追憶の陰翳――『一人称単数』(3)

次の「ヤクルト・スワローズ詩集」は、短篇小説というよりは、エッセイに近い。

「僕」は、テレビで野球を見るよりは、実際に球場に行って見る方が好きだ。

「何はともあれ、テレビの画面で見る野球からは、ほんとうに心を躍らせるものが失われている。僕はそのように感じてしまう。」

「僕」が応援しているチームは、ヤクルト・スワローズだ。サンケイ・アトムズと名乗った時代から、本拠地である神宮球場に、頻繁に通ったものだ。
 
大学に通うため東京に出てきたときに、神宮球場の近くに居を定めた。

「住んでいる場所から最短距離にある球場で、そのホームチームを応援する――それが僕にとっての野球観戦の、どこまでも正しいあり方だった。純粋に距離的なことをいえば、本当は神宮球場よりも後楽園球場の方が少しばかり近かったと思うんだけど……でも、まさかね。人には護るべきモラルというものがある。」
 
最後の方が、クスリと笑える。
 
ファンの話から、子供の頃に遡る。そして父の話が出てくる。
 
父は筋金入りの阪神タイガースのファンだった。「僕」がタイガースの、あまり熱心なファンにならなかったのは、そのためもある。
 
そこから、父の最期に話は及ぶ。

「ごく控えめに表現して、僕と父親との関係は、それほど友好的なものとは言えなかった。それにはまあいろいろと理由があるのだが、転移しまくるあちこちの癌と、重い糖尿病によって、彼が九十年に及ぶ人生に幕を下ろす直前まで、二十年以上にわたって、僕と父とはほとんどひとことも口をきかなかった。」
 
父のことはほとんどこれだけで、あとはヤクルトの話だ。
 
タイトルにふさわしく、「ヤクルト・スワローズ詩集」から3篇と、そこには収録されていない1篇が載っている。
 
ただ「ヤクルト・スワローズ詩集」というのが、実際にあったかどうかは分からない。

「謝肉祭(Carnaval)」は、次々に出てくる逆説がよく聞いていて、いかにも村上春樹ふうの短篇である。
 
書き出しは、「彼女は、これまで僕が知り合った中でもっとも醜い女性だった」というものだ。

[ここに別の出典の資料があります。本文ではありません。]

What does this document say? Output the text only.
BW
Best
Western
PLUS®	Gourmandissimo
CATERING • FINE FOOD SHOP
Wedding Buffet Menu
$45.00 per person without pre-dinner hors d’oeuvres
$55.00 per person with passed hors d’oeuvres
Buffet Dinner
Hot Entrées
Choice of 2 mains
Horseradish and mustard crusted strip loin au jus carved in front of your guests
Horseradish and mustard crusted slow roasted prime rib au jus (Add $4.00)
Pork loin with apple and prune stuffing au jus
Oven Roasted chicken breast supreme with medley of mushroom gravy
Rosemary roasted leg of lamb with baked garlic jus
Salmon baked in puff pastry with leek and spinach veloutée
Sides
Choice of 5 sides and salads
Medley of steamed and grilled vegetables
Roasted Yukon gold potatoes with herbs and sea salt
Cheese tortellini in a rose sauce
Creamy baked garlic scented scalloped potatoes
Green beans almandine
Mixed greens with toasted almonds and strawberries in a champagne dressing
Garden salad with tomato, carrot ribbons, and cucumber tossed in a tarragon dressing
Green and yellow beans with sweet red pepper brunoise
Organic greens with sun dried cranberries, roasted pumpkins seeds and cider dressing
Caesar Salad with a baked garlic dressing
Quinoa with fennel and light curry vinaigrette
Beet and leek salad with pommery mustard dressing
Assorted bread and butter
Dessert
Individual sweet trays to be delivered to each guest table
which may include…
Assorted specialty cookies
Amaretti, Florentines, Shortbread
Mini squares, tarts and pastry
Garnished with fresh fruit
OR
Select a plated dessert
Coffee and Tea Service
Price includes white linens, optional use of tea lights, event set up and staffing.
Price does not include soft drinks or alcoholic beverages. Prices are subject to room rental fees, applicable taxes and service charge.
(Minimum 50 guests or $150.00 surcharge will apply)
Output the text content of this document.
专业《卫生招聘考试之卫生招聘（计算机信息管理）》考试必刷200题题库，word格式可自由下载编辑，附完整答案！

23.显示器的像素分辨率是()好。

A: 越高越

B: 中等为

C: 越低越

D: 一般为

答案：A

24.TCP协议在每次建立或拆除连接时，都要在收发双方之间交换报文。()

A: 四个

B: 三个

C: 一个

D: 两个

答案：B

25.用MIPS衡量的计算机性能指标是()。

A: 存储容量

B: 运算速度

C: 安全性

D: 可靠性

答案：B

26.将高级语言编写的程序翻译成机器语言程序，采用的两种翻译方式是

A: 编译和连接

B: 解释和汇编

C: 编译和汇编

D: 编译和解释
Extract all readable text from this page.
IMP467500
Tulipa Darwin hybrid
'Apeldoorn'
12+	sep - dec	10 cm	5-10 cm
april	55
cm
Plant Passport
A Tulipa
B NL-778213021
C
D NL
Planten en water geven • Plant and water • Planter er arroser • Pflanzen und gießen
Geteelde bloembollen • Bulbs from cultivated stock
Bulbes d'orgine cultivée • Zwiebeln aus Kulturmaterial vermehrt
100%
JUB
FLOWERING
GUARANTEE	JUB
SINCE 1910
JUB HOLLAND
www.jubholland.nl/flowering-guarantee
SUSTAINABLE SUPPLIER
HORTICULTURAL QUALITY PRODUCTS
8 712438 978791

しかし、彼女はそれを利用して、逆に他人を、惹きつけていった。

「……僕が彼女のことを『これまで僕が知り合った中では、いちばん醜い女性だった』と書いても、F*はたぶん気にもしないだろう。いや、むしろ面白がってくれるのではないだろうか。というのは、彼女は自分の容貌が優れていない――というか『醜い』ことを、周りの誰に劣らずよく承知していたし、その事実を自分なりのやり方で逆手にとって愉しんでさえいたから。」

「僕」はあるときサントリー・ホールで、彼女と知り合いになる。

二度目に会ってワインを飲んだときに、無人島にただ1曲もって行くとすれば、それはシューマンの『謝肉祭』だ、というので盛り上がる。

「僕らはそれからずいぶん数多くの『謝肉祭』のレコードやCDを聴いた。どこかのコンサートで誰かがこの曲を弾けば、万難を排して一緒に聴きにいった。手元のノートブックによれば(僕はひとつひとつの演奏について細かく記述を残していた)、僕らは三人のピアニストが『謝肉祭』を弾くコンサートに足を運び、全部で四十二枚の『謝肉祭』のレコードやCDを聞いた。」

「僕」が頻繁に「F*」と会っていても、妻が気にかけなかったのは、彼女の容貌が醜かったからだ。

「F*」は音楽については、きわめて能弁だった。

「音楽を聴く彼女の耳はとても鋭く、それを表現する言葉の選び方も素早く適切だった。音楽知識も深く幅広いものだった。」
 
その彼女が、夫とともに、大型の詐欺事件の主犯格として、逮捕された。

「二人が逮捕された罪状は、資産運用詐欺だった。適当な投資会社をでっち上げ、高い利回りを約束して一般市民から資金を集め、実際にはまったく資産運用などせず、集めた金を右から左に移して穴埋めするだけの荒っぽい、粗雑な手口だ。誰が考えたって、そんな綱渡りは遅かれ早かれ破綻するに決まっている。」
 
いまもテレビのコマーシャルで、そういうのをやっている。すぐに二つ、三つ、思い浮かぶだろう。

「僕」は、「F*」のことを思い浮かべると、何が何だか、分からなくなる。